CGRP and SP are important in migraine pathophysiology, expressed in trigeminal ganglia neurons and involved in trigeminovascular innervation, and modulation of nociceptive transmission. Additionally, these proteins are used as biological markers of neuronal activation and central sensitization [
20,
30]. As shown in previous studies, the plasma CGRP and SP levels are increased during a migraine attack [
31,
32]. In our study, upregulated expression levels of CGRP and SP were observed in the TNC of CM rats, and CGRP and SP immunoreactivity was mainly detected in the outer laminae of the TNC, which is likely associated with the processing of nociceptive information. This finding is in line with the results of a previous study [
30]. In addition, PP2 and genistein downregulated the levels of CGRP and SP in the TNC, which indicates that NR2B phosphorylation might play a prominent role in neuronal activation and central sensitization in the CM model.

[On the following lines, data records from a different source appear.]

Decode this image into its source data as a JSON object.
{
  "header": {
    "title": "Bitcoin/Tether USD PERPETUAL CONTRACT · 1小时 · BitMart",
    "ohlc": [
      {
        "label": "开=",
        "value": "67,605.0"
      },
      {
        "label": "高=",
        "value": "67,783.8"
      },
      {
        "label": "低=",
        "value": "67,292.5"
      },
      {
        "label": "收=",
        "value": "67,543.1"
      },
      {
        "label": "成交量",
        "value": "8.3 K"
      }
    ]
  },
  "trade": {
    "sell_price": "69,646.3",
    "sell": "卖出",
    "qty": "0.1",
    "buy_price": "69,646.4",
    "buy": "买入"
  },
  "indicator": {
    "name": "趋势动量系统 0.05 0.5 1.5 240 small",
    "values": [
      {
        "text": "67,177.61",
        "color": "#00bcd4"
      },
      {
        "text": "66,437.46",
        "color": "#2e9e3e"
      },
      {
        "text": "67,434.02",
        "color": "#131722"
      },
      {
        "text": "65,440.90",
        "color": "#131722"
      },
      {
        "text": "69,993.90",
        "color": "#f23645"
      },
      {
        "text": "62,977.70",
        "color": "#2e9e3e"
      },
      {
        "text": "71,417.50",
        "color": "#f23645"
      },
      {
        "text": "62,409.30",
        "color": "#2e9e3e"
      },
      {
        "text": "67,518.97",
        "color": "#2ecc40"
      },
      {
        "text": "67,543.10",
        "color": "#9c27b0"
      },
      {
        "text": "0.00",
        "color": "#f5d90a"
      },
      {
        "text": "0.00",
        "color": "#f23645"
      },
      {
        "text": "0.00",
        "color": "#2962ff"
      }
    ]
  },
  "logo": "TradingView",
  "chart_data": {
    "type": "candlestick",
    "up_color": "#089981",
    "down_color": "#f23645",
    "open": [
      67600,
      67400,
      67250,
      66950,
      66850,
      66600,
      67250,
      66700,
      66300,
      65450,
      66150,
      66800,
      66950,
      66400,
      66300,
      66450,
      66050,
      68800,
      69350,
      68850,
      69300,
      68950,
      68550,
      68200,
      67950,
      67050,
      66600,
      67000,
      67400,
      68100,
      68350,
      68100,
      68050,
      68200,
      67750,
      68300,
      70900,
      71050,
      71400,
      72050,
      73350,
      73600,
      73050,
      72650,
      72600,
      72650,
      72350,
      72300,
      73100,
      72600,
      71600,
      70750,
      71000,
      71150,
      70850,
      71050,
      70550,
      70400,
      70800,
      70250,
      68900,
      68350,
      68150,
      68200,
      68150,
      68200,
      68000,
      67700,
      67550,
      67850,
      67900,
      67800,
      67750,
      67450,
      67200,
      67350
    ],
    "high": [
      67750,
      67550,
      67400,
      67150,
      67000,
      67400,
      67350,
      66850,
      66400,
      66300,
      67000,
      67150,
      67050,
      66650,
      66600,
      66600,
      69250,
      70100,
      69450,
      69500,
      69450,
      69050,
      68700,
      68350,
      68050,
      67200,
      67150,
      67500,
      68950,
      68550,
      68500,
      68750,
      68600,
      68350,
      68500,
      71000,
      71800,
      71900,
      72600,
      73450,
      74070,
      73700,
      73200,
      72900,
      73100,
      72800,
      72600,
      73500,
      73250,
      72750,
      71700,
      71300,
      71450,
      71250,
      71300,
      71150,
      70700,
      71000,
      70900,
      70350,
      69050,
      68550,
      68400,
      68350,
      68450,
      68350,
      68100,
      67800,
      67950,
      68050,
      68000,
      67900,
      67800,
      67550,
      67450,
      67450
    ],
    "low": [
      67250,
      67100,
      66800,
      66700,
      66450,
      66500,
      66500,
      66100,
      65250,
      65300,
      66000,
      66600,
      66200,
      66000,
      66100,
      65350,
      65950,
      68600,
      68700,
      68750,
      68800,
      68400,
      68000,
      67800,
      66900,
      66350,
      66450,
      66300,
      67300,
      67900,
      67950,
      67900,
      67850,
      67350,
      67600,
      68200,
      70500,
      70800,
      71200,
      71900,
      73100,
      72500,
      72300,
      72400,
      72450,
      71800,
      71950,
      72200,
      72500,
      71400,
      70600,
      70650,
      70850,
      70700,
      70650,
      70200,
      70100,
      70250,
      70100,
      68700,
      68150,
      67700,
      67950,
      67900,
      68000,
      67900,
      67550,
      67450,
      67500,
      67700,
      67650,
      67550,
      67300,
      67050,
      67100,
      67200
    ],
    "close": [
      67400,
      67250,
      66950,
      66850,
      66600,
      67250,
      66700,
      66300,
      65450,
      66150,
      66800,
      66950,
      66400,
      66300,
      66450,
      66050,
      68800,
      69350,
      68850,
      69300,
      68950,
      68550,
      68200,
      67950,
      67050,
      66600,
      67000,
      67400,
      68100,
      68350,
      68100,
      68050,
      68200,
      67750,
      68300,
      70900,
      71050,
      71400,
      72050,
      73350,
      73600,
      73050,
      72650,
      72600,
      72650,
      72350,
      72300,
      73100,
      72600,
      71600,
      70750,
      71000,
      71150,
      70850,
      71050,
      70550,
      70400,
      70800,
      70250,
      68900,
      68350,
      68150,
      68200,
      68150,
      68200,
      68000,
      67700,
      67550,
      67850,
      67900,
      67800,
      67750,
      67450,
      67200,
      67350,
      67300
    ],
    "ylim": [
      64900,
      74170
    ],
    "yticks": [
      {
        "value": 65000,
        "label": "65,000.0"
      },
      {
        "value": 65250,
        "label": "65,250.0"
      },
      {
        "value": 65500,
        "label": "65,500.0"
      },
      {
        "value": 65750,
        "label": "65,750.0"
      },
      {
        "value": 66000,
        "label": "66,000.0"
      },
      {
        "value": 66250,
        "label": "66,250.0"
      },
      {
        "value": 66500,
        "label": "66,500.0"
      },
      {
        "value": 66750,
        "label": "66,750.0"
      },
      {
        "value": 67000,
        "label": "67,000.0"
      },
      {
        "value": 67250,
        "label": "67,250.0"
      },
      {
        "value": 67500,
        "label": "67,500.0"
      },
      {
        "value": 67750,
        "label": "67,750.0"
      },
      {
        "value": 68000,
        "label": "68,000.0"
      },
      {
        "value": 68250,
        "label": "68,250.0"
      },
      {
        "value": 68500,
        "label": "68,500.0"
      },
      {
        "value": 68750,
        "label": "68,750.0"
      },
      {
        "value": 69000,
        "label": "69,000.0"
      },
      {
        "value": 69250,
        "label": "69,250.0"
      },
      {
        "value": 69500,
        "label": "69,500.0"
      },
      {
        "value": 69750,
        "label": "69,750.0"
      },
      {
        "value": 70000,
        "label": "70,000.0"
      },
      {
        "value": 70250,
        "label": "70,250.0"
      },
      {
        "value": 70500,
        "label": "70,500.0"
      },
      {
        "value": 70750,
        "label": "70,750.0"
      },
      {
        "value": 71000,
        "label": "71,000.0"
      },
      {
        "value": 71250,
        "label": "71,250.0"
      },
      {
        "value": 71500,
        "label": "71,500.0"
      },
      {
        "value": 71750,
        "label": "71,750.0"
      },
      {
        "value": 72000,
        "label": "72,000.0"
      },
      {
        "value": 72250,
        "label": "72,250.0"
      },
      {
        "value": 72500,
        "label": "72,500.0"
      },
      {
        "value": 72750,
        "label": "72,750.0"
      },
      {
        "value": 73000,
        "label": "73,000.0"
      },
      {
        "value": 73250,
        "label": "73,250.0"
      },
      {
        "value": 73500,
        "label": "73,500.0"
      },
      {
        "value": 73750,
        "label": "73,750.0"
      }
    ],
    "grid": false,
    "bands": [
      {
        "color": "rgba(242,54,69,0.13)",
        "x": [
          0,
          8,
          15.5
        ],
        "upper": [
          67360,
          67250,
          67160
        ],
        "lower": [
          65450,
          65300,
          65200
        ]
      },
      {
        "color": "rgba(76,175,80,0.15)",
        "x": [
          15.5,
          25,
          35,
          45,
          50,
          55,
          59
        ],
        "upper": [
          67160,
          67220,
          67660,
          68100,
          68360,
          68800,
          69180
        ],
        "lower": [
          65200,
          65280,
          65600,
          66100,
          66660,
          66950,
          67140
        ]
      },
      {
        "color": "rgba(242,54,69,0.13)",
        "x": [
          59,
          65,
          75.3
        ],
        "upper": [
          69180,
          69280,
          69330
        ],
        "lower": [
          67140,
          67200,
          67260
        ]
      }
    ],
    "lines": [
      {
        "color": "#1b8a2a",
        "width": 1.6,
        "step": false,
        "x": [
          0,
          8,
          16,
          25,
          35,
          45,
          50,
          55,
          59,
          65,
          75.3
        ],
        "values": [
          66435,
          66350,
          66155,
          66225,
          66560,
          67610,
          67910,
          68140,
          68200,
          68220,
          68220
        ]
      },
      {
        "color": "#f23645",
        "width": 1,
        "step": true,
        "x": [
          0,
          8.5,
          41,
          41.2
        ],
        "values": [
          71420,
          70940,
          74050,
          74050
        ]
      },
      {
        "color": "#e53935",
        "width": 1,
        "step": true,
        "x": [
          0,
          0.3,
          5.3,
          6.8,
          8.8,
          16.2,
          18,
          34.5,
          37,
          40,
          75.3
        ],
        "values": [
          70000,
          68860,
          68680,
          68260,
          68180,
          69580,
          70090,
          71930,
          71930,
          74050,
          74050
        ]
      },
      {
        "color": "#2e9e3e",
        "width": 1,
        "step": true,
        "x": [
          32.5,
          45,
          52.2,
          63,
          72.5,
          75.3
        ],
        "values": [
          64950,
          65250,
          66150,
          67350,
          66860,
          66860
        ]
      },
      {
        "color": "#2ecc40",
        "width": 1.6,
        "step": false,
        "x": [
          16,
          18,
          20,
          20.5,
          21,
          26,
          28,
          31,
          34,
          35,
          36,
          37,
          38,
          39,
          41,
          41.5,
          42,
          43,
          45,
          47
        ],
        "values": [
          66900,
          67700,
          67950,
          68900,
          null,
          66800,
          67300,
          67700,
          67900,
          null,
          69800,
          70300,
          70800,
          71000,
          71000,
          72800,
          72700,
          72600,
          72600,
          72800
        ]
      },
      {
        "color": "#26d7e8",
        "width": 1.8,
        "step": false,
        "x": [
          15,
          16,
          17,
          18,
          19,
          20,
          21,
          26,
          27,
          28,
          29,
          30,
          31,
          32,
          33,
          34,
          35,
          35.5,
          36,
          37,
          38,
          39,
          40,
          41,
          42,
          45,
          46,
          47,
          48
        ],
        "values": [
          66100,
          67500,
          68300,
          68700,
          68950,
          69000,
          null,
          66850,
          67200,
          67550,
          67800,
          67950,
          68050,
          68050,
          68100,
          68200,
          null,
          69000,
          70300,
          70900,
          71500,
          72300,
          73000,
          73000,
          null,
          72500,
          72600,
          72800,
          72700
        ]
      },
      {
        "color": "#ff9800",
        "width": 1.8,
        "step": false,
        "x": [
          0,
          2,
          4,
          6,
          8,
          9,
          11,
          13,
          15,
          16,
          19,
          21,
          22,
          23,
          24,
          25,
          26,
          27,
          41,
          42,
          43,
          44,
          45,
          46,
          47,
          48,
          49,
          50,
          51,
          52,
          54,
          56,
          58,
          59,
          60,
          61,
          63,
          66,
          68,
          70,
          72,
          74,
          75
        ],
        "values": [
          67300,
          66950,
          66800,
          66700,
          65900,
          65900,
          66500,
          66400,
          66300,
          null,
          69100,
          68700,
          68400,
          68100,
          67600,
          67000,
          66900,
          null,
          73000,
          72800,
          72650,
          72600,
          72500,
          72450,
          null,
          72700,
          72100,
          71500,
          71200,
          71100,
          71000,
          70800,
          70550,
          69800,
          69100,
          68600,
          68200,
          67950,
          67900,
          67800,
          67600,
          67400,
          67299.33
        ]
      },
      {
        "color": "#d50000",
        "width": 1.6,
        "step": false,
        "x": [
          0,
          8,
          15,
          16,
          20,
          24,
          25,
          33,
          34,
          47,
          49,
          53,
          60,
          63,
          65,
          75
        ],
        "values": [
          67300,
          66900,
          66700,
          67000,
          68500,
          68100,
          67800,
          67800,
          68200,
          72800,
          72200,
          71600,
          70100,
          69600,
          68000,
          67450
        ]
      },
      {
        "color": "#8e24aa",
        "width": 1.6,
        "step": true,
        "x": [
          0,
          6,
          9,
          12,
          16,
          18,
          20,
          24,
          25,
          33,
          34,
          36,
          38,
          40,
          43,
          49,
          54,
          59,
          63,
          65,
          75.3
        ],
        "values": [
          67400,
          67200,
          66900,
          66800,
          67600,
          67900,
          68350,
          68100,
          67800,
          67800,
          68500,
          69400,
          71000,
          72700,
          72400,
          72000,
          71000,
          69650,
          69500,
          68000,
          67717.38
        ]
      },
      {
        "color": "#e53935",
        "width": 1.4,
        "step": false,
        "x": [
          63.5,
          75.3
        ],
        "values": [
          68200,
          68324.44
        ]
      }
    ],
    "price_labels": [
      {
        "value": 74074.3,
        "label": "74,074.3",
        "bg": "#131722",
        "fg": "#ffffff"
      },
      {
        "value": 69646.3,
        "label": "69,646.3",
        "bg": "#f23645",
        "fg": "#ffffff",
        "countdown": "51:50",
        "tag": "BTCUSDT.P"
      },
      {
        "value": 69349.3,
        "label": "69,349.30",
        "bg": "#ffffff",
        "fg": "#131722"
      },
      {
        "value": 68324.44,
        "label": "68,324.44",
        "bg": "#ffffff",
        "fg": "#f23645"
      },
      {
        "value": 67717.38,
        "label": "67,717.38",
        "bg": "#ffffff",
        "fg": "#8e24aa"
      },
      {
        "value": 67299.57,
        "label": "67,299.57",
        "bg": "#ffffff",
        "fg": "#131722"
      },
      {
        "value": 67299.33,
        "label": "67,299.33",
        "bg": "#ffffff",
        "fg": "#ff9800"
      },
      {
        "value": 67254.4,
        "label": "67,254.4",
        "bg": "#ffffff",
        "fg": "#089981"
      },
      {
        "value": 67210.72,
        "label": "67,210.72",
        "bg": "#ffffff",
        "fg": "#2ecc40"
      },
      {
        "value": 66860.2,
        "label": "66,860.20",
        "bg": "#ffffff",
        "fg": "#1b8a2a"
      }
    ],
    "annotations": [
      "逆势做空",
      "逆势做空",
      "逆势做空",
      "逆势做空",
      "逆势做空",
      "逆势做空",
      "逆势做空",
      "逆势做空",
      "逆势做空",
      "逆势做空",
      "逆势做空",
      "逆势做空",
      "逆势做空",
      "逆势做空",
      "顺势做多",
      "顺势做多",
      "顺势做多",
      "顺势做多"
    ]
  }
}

In addition, NR2B-pTyr was reported contributes to the development of persistent pain in the spinal cord by regulate synaptic transmission. Therefore, It’s very interesting to explore the mechanism of NR2B-pTyr contributes to central sensitization in CM. As is well known, excitatory neurotransmission in somatosensory nociceptive pathways is predominantly mediated by glutamatergic synapses [
33]. Recent studies have consistently demonstrated that glutamatergic synapses play an important role in sensory transmission, including pain and itch transmission, and contribute to nociceptive sensitization [
34,
35]. Many studies have reported that regulation of synaptic plasticity by NR2B-pTyr may play a role in nociceptive transmission in the chronic visceral pain model and neuropathic pain model [
36,
37]. Similar to a previous report, we detected many synaptic-related indicators in the CM model to emphasize that its association with the synaptic plasticity of NMDA receptors. PSD95 is preferentially localized to dendritic spines and plays a critical role in the regulation of the size and shape of dendritic spines [
38,
39]. Syp, a major integral membrane protein of presynaptic vesicles, is required for vesicle formation and exocytosis and is widely used as a marker for synaptic activity [
40]. Syt-1, which acts as the major Ca2 + −sensor for fast presynaptic vesicle exocytosis, is a marker of synaptic transmission. Similar to previous studies, our study revealed that the expression levels of synaptic function/structure-related proteins PSD95, Syp and Syt-1 were increased in CM rats and that PP2 and genistein downregulated these changes. This finding suggests that the expression of synaptic function/structure-related proteins in the TNC is directly related to CM rats and positively correlated with the level of NR2B-pTyr. However, electrophysiological experiments are necessary to more fully describe these changes in synaptic plasticity changes.